Using the tool is simple, launch Make-a-File.exe
Configurable Parameters:
- Filename: Specify name and path for the file to be created.
- Size: Specify a file size between 1 Byte and 18 ExaBytes.
- Random content: Fills the file with actual random data rather than all zeroes. Analogous to creating a “thick” file. For effective storage tests, enable this option.
- Quick Create: Creates a thin provisioned file using the specified file size to mark the beginning and end geometry boundaries. Doesn’t actually fill the file with data. Utilizes the SetFilePointer() function to set the end of the file.
Download Make-a-File_src.zip (23KB)
I like how it can fill the file with data.

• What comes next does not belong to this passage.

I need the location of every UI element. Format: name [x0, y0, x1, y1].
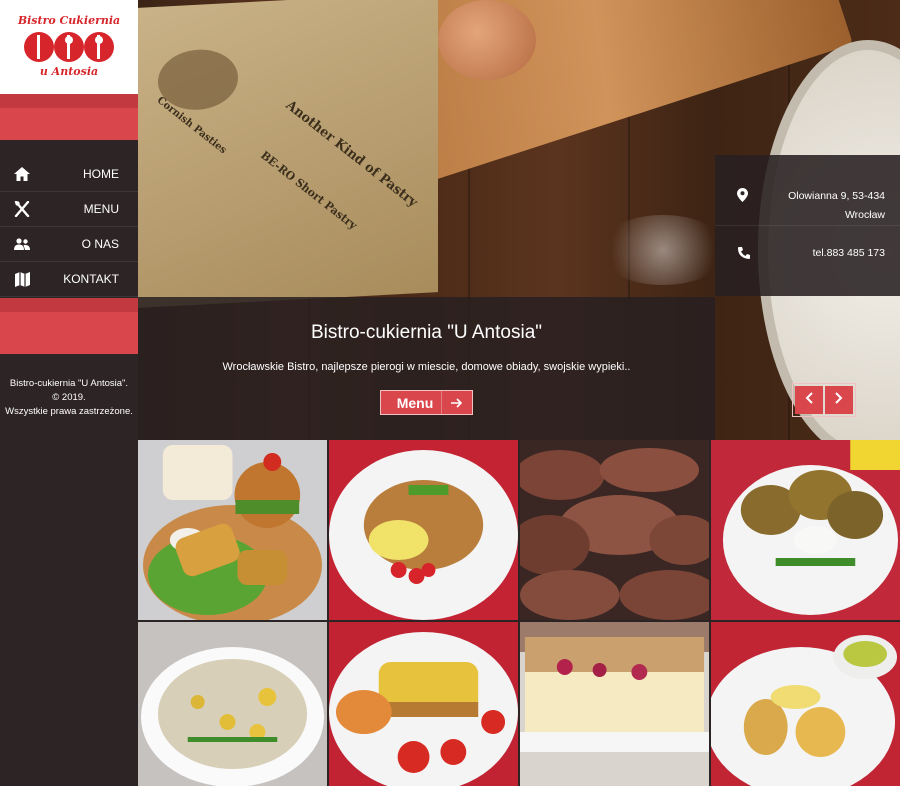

For quick creates, I always used built-in Windows utility fsutil, which has many other functions as well:
fsutil file createnew BigFile.dat 512000000
(A favorite is to create such files on Exchange Servers where data stores and logfiles reside.)
Nice. Coincidentally, I needed a 19 exabyte file just this morning. Guess I’ll have to keep looking for that solution. 🙂
Eric
Can I use the old “dd”
Great tool, great tip.
I also sdelete -z to fill up a thin volume (and then sdelete -c to clean it and release it).